Romano, qui a porté plainte contre Israël devant la CPI fin 2019, était là pour discuter de l’impact de la récente décision de la CPI d’enquêter sur d’éventuels crimes de guerre commis par Israël et les factions palestiniennes depuis 2014.
En tant qu’activiste vétéran de la solidarité avec les Palestiniens, Romano s’est rendu à plusieurs reprises en Israël et en Palestine. Il a été arrêté et détenu, puis expulsé par Israël en 2018. Les violences verbales et physiques ainsi que les attaques en ligne n’ont donc rien d’extraordinaire pour lui.
« Vous avez des gens qui vous crachent dessus, qui vous jettent des objets à la tête, cherchent à vous faire arrêter par la police. Je parle d’Hébron, Qalandiya, les check-points, ce genre de zones centrales de conflit. »

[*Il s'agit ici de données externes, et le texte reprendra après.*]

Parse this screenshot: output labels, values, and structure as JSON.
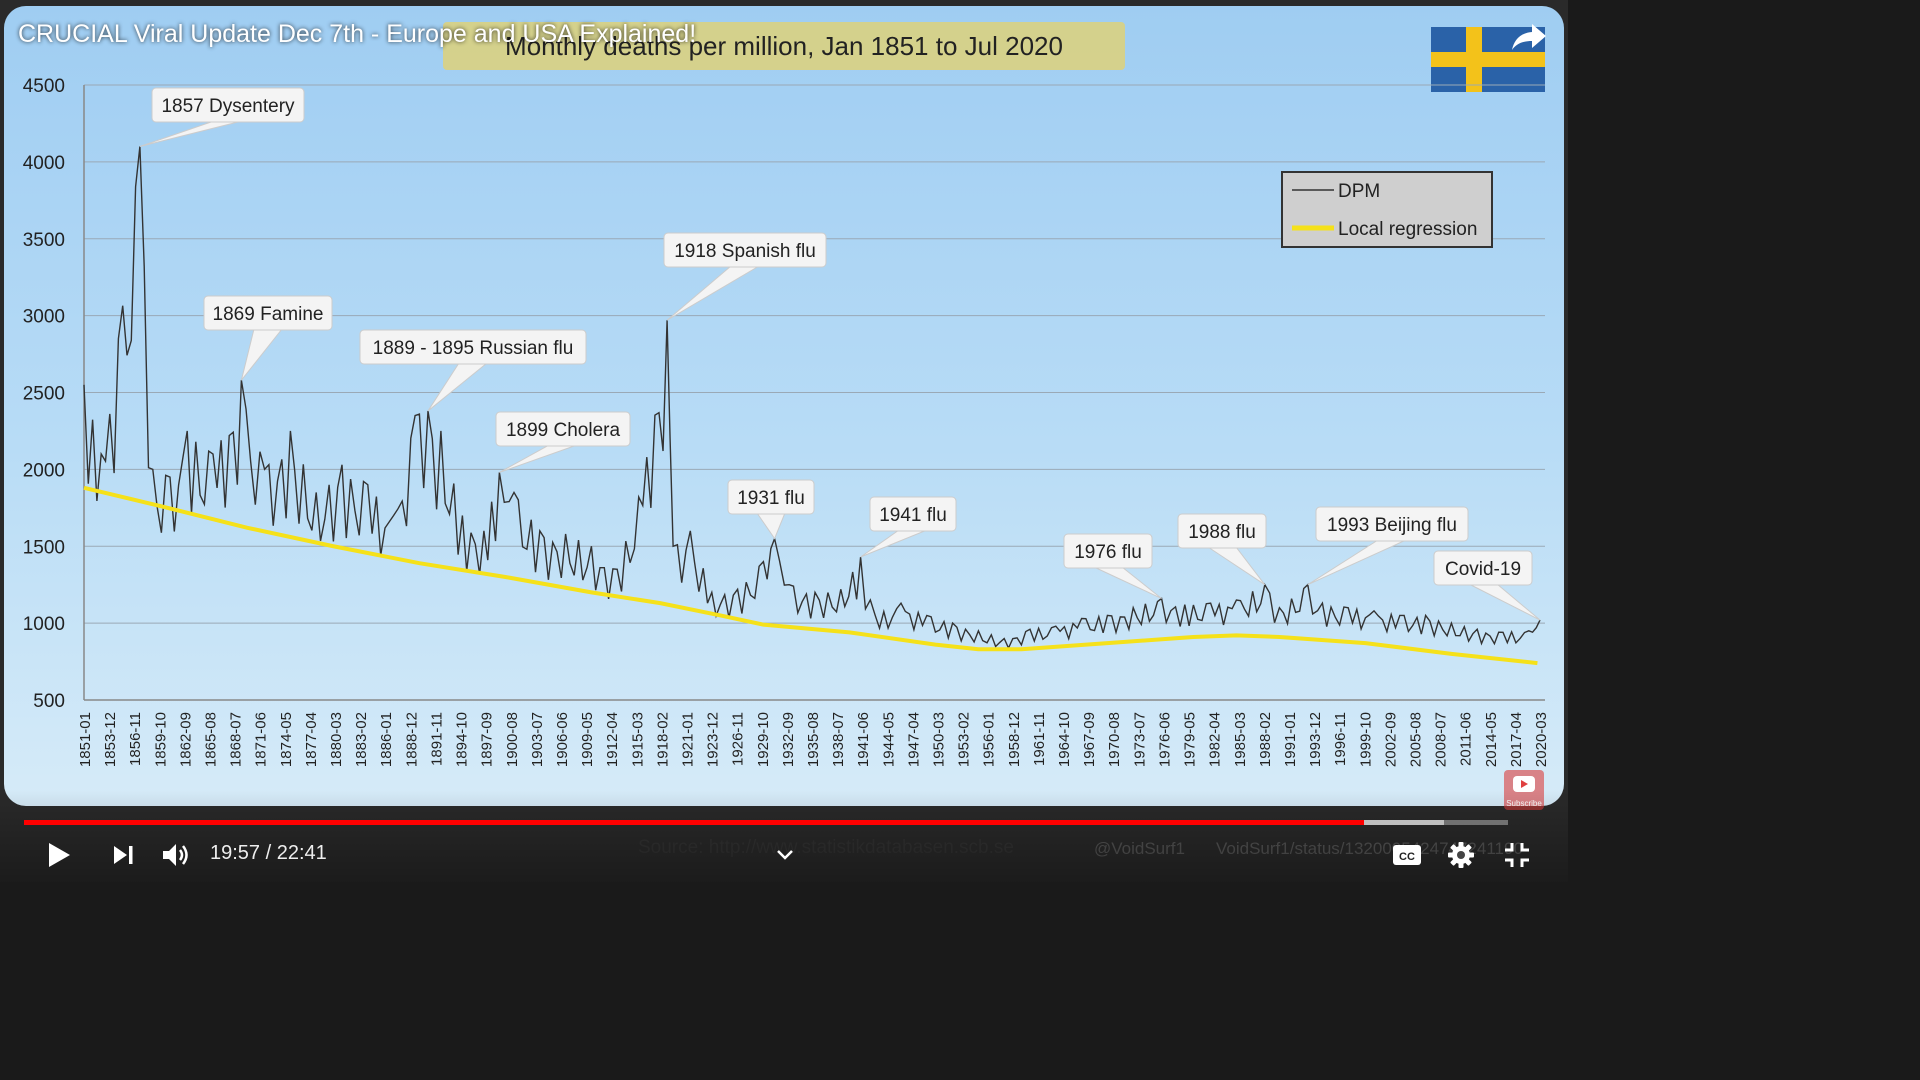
{
  "video": {
    "title": "CRUCIAL Viral Update Dec 7th - Europe and USA Explained!",
    "time_current": "19:57",
    "time_total": "22:41",
    "progress": 0.903,
    "buffered": 0.957
  },
  "slide": {
    "chart_title": "Monthly deaths per million, Jan 1851 to Jul 2020",
    "source": "Source: http://www.statistikdatabasen.scb.se",
    "handle": "@VoidSurf1",
    "status": "VoidSurf1/status/1320005424747241190",
    "watermark_label": "Subscribe"
  },
  "colors": {
    "flag_blue": "#2a62a8",
    "flag_yellow": "#f3c21a",
    "dpm_line": "#333333",
    "regression": "#f5e11a",
    "progress": "#ff0000"
  },
  "icons": {
    "share": "share-arrow-icon",
    "play": "play-icon",
    "next": "next-icon",
    "volume": "volume-icon",
    "cc": "cc-icon",
    "settings": "gear-icon",
    "fullscreen": "exit-fullscreen-icon",
    "chevron": "chevron-down-icon"
  },
  "chart_data": {
    "type": "line",
    "title": "Monthly deaths per million, Jan 1851 to Jul 2020",
    "xlabel": "",
    "ylabel": "",
    "ylim": [
      500,
      4500
    ],
    "yticks": [
      500,
      1000,
      1500,
      2000,
      2500,
      3000,
      3500,
      4000,
      4500
    ],
    "grid": true,
    "legend_position": "top-right",
    "x_tick_labels": [
      "1851-01",
      "1853-12",
      "1856-11",
      "1859-10",
      "1862-09",
      "1865-08",
      "1868-07",
      "1871-06",
      "1874-05",
      "1877-04",
      "1880-03",
      "1883-02",
      "1886-01",
      "1888-12",
      "1891-11",
      "1894-10",
      "1897-09",
      "1900-08",
      "1903-07",
      "1906-06",
      "1909-05",
      "1912-04",
      "1915-03",
      "1918-02",
      "1921-01",
      "1923-12",
      "1926-11",
      "1929-10",
      "1932-09",
      "1935-08",
      "1938-07",
      "1941-06",
      "1944-05",
      "1947-04",
      "1950-03",
      "1953-02",
      "1956-01",
      "1958-12",
      "1961-11",
      "1964-10",
      "1967-09",
      "1970-08",
      "1973-07",
      "1976-06",
      "1979-05",
      "1982-04",
      "1985-03",
      "1988-02",
      "1991-01",
      "1993-12",
      "1996-11",
      "1999-10",
      "2002-09",
      "2005-08",
      "2008-07",
      "2011-06",
      "2014-05",
      "2017-04",
      "2020-03"
    ],
    "series": [
      {
        "name": "DPM",
        "x": [
          1851.0,
          1853.0,
          1855.0,
          1857.5,
          1859.0,
          1861.0,
          1863.0,
          1866.0,
          1869.3,
          1872.0,
          1875.0,
          1878.0,
          1881.0,
          1884.0,
          1887.0,
          1889.5,
          1891.0,
          1892.5,
          1895.0,
          1897.5,
          1899.3,
          1901.0,
          1904.0,
          1907.0,
          1910.0,
          1913.0,
          1915.5,
          1918.8,
          1919.5,
          1921.5,
          1924.0,
          1927.0,
          1930.0,
          1931.3,
          1933.0,
          1936.0,
          1939.0,
          1941.3,
          1943.0,
          1946.0,
          1949.0,
          1952.0,
          1955.0,
          1958.0,
          1961.0,
          1964.0,
          1967.0,
          1970.0,
          1973.0,
          1976.3,
          1979.0,
          1982.0,
          1985.0,
          1988.3,
          1990.0,
          1993.3,
          1995.0,
          1998.0,
          2001.0,
          2004.0,
          2007.0,
          2010.0,
          2013.0,
          2016.0,
          2019.0,
          2020.3
        ],
        "values": [
          2550,
          2100,
          2850,
          4100,
          2000,
          1950,
          2250,
          2100,
          2580,
          2000,
          2250,
          1850,
          2030,
          1900,
          1700,
          2350,
          2380,
          2250,
          1700,
          1600,
          1980,
          1850,
          1600,
          1580,
          1500,
          1350,
          1820,
          2970,
          1500,
          1600,
          1200,
          1220,
          1400,
          1550,
          1250,
          1200,
          1220,
          1430,
          1050,
          1130,
          1050,
          1000,
          950,
          900,
          960,
          980,
          1030,
          1050,
          1100,
          1160,
          1120,
          1130,
          1150,
          1250,
          1100,
          1250,
          1130,
          1100,
          1080,
          1050,
          1050,
          1000,
          960,
          940,
          950,
          1020
        ]
      },
      {
        "name": "Local regression",
        "x": [
          1851,
          1860,
          1870,
          1880,
          1890,
          1900,
          1910,
          1918,
          1925,
          1930,
          1940,
          1950,
          1955,
          1960,
          1970,
          1980,
          1985,
          1990,
          2000,
          2010,
          2020
        ],
        "values": [
          1880,
          1760,
          1620,
          1500,
          1390,
          1300,
          1200,
          1130,
          1050,
          990,
          940,
          860,
          830,
          830,
          870,
          910,
          920,
          910,
          870,
          800,
          740
        ]
      }
    ],
    "annotations": [
      {
        "text": "1857 Dysentery",
        "x": 1857.5,
        "y": 4100
      },
      {
        "text": "1869 Famine",
        "x": 1869.3,
        "y": 2580
      },
      {
        "text": "1889 - 1895 Russian flu",
        "x": 1891.0,
        "y": 2380
      },
      {
        "text": "1899 Cholera",
        "x": 1899.3,
        "y": 1980
      },
      {
        "text": "1918 Spanish flu",
        "x": 1918.8,
        "y": 2970
      },
      {
        "text": "1931 flu",
        "x": 1931.3,
        "y": 1550
      },
      {
        "text": "1941 flu",
        "x": 1941.3,
        "y": 1430
      },
      {
        "text": "1976 flu",
        "x": 1976.3,
        "y": 1160
      },
      {
        "text": "1988 flu",
        "x": 1988.3,
        "y": 1250
      },
      {
        "text": "1993 Beijing flu",
        "x": 1993.3,
        "y": 1250
      },
      {
        "text": "Covid-19",
        "x": 2020.3,
        "y": 1020
      }
    ]
  }
}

En tant que citoyen français et américain, vétéran des manifestations anti-occupation en Cisjordanie occupée, Romano sait que les risques qu’il a pris ne sont pas comparables à ceux auxquels sont confrontés les Palestiniens qui tentent de résister à l’occupation. Des milliers sont en prison. Beaucoup ont été tués.
Frank Romano, membre des barreaux de Californie et de Marseille, professeur de droit à l’Université de Paris X Nanterre, n’avait jamais penser utiliser sa formation d’avocat international pour porter devant les tribunaux à La Haye une affaire qui pourrait potentiellement voir des dirigeants et commandants militaires israéliens confrontés à des accusations de crimes de guerre.
Fugitif
La propre contribution de Romano au dossier fait suite à un travail de recherche mené à Ramallah en 2018 sous les auspices de l’Autorité palestinienne (AP), dans le cadre duquel il a commencé à rédiger un dossier pour crimes de guerre alors qu’il était lui-même recherché par les autorités israéliennes.
Romano avait été arrêté en septembre 2018 après s’être tenu devant un bulldozer israélien qui était sur le point de démolir les habitations de bédouins palestiniens dans le village de Khan al-Ahmar, en Cisjordanie occupée.
La communauté nichée entre les collines à l’est de Jérusalem, dans la zone C sous contrôle total d’Israël, a longtemps été un site de manifestations contre les démolitions répétées de structures appartenant à la tribu des Jahalin, une famille bédouine expulsée du désert du Naqab, également connu sous le nom de Néguev, au cours de la guerre israélo-arabe de 1948.
« Le 14 septembre 2018, j’ai été emmené à la Moscovie », raconte Romano en référence au tristement célèbre complexe de la police israélienne à Jérusalem-Ouest, utilisé principalement pour interroger les Palestiniens.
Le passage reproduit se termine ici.